Nice post Mr. Tegmark, ty! Regarding your statement
"...(80%) that NATO's response will be forceful enough to include a non-nuclear military strike against Russia, because key NATO leaders have already made strongly worded statements to this effect"
would you (or can anyone else?) kindly supply direct quotes (please not merely citations of news articles that paraphrase or that quote less than complete sentences) of some such statements? For the ones not cited or quoted, maybe Mr. Tegmark will clarify whether he means key current NATO officials or merely key current officials of NATO member countries, or whether perhaps retired former officials is what was instead meant? Fwiw the reason for my request, besides the obvious one that the claim is a key one in the analysis, is that the only people from whom I've read the claimed statements are current couch-sitters and not even "NATO leader" ones.
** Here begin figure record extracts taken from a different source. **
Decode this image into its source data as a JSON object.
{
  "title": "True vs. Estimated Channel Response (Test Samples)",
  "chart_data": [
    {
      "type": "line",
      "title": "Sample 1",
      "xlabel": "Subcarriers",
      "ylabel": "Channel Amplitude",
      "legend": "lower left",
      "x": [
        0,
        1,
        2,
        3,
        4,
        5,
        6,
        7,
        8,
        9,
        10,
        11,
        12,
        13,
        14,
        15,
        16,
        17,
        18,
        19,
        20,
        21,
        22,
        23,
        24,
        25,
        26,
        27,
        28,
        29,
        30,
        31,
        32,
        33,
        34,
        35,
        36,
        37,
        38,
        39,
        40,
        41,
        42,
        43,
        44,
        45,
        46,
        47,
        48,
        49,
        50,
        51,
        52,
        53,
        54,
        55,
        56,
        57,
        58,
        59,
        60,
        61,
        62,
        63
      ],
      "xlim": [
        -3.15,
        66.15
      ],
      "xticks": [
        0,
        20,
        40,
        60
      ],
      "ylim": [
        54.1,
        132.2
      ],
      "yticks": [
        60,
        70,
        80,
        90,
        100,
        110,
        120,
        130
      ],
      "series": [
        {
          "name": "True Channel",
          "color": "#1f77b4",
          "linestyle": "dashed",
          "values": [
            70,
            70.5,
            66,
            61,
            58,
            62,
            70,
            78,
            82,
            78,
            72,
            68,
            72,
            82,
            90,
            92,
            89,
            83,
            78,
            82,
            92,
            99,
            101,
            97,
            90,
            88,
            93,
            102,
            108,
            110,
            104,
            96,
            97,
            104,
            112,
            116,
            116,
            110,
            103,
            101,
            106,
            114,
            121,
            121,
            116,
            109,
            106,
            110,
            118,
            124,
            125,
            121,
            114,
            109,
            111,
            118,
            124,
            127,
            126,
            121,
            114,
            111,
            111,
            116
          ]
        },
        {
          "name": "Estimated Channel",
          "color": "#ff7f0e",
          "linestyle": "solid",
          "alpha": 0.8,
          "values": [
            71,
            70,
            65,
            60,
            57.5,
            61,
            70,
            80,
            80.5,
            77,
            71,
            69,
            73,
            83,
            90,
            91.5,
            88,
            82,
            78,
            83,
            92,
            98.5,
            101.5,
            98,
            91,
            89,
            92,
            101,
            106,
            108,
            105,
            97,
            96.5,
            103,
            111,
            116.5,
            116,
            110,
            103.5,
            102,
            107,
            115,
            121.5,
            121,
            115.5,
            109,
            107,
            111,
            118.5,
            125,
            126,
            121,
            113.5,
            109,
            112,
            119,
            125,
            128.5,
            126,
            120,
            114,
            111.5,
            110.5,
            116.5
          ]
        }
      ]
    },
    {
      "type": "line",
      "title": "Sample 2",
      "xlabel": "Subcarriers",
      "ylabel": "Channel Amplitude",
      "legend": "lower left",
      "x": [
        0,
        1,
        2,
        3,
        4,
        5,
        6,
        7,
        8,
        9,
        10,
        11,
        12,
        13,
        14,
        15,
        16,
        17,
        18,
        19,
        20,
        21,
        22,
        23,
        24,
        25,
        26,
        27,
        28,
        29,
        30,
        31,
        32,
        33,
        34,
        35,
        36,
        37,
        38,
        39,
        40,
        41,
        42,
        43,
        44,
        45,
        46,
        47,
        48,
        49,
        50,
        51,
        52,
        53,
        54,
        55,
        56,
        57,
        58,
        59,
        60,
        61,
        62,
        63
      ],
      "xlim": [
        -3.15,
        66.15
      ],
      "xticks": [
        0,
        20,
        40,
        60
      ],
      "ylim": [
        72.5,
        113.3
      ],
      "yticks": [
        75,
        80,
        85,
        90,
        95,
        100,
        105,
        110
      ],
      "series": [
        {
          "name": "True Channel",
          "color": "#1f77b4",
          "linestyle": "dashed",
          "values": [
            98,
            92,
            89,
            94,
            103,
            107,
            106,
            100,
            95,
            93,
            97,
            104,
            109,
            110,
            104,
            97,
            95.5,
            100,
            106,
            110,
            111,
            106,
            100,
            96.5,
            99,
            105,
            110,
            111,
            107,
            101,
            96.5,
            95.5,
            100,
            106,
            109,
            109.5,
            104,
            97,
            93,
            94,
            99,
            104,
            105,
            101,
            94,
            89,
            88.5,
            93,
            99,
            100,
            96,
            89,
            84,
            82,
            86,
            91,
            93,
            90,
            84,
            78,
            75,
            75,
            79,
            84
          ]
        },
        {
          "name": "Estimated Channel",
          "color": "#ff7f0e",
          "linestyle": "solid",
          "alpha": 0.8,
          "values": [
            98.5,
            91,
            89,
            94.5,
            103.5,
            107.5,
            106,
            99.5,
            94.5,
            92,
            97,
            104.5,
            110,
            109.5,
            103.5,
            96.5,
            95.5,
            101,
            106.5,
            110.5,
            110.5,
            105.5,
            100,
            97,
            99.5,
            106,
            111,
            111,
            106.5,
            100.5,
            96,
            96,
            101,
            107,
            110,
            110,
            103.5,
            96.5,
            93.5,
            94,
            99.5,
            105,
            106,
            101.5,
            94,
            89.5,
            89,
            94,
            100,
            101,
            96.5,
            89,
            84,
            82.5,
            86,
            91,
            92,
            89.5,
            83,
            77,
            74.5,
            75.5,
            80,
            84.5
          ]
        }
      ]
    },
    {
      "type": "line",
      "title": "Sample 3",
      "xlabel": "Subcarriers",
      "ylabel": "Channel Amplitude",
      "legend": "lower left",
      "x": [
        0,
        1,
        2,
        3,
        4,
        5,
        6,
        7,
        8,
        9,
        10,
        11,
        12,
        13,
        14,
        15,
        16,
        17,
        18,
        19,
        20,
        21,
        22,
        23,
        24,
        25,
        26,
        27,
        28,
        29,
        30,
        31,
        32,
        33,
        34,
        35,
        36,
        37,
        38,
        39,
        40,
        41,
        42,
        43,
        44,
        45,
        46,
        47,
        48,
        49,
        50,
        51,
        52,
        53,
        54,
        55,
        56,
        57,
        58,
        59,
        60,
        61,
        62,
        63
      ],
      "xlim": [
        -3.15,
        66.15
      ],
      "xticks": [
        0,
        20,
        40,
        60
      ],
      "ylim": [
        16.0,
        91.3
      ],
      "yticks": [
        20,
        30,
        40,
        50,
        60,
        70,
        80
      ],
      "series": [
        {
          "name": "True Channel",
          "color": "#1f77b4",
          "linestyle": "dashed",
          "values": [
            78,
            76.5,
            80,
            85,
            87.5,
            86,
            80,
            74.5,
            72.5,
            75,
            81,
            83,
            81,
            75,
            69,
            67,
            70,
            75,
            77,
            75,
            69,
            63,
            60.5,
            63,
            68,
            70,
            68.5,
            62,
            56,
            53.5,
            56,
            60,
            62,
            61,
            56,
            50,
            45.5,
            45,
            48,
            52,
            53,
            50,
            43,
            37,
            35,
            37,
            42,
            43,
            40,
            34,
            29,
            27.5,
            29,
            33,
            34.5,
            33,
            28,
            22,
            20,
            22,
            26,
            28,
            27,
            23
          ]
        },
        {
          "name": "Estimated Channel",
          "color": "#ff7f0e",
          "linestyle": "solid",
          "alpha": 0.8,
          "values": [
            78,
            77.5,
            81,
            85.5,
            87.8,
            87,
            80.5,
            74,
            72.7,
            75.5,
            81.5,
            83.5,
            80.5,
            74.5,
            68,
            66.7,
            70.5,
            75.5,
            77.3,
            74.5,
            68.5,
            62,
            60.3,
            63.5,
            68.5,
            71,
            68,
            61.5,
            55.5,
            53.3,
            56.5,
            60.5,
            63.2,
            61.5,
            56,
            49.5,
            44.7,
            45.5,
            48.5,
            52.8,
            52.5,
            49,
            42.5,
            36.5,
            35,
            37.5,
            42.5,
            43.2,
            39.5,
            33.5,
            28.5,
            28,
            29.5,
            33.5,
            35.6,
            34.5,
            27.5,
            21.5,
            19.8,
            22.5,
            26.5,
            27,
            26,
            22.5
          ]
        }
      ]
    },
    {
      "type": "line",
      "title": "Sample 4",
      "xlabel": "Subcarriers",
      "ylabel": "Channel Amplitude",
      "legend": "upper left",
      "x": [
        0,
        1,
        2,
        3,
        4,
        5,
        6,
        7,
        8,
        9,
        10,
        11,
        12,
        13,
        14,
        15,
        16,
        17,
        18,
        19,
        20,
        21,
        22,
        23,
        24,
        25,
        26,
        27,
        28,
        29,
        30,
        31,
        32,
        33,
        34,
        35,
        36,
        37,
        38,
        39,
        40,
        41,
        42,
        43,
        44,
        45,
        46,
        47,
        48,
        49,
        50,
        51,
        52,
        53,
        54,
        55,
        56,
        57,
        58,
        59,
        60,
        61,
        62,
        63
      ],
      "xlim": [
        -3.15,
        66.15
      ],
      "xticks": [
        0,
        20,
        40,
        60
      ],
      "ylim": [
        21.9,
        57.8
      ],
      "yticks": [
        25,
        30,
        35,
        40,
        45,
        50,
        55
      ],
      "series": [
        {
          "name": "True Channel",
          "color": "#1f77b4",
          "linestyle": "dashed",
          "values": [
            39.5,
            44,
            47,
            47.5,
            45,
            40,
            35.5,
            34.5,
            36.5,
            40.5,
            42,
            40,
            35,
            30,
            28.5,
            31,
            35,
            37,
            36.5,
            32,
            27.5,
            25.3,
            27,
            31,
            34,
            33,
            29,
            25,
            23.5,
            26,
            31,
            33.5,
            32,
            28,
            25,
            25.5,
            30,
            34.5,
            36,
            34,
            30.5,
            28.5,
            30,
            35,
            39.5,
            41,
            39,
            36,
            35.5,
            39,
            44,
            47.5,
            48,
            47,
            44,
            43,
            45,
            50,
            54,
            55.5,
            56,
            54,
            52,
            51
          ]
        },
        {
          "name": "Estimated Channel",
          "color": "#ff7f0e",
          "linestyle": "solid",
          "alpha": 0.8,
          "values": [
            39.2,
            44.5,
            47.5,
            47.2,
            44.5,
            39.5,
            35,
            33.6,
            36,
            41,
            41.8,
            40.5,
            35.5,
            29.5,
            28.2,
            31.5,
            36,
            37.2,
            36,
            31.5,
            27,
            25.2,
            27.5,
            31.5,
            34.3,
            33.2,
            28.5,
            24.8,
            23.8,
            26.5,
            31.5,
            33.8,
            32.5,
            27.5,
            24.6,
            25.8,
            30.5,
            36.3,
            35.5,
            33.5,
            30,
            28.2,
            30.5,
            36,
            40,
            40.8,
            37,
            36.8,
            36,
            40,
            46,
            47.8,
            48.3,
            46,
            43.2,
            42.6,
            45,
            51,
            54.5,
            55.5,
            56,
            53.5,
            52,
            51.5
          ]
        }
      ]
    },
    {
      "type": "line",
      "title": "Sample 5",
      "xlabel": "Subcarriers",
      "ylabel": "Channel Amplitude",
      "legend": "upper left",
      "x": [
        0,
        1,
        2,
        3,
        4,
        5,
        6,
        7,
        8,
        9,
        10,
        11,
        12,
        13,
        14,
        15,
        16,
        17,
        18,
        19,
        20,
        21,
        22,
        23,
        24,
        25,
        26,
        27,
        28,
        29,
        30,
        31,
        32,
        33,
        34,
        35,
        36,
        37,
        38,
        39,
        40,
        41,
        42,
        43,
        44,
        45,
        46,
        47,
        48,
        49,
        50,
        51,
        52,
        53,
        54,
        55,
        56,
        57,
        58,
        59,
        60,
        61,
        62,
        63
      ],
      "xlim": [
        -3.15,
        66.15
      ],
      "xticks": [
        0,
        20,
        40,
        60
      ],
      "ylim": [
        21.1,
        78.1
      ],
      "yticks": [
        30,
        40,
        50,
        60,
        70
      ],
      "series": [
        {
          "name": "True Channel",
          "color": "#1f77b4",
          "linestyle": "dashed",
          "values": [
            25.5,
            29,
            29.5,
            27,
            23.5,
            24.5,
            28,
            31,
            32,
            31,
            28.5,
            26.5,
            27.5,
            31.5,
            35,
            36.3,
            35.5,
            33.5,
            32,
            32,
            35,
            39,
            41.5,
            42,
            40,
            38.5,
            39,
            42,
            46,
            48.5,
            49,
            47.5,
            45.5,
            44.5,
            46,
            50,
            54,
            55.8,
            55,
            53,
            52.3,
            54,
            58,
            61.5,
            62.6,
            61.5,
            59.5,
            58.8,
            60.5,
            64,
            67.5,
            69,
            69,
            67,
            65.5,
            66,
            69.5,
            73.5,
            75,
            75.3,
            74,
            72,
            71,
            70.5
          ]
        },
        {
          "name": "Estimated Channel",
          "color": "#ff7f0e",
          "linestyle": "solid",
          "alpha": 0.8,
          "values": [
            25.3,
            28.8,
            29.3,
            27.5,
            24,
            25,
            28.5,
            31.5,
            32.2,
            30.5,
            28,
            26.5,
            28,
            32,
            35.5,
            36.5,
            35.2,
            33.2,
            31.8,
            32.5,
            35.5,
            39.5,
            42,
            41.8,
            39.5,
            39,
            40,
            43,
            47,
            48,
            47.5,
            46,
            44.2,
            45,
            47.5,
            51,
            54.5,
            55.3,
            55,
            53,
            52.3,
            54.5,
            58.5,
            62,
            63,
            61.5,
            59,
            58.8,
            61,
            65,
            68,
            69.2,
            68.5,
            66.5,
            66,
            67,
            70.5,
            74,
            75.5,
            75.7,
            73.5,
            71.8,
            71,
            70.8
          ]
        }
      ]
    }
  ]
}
At most they are former nonmilitary govt officials. Have retired generals such as Hodges or Hertling said NATO direct military response is highly likely? If the only such opinions that could be found were of this "armchair" variety, I'd say they'd give some grounding to Mr. Tegmark's remarkably high "80%" estimate. (So far I see a quote from Hodges that characterizes his probability estimate as US "could well" do this or that direct military action", which is laughably different to the "WILL" (no kidding, all-caps) stated in the headline of the newspaper article in which the actual quote is sort of eventually dribbled out.)
Edited to add: [Here's a retired general] (https://mobile.twitter.com/mccaffreyr3/status/1568769530658435072) whose probability estimate seems to go a bit higher than Hodges' "could well...". I'm really starting to think that such couch surfers (no offense to couch surfers) are actually who Mr. Tegmark rather slyly means by "key NATO leaders" but if he did mean actual NATO officials then I'd consider that to be a huge difference.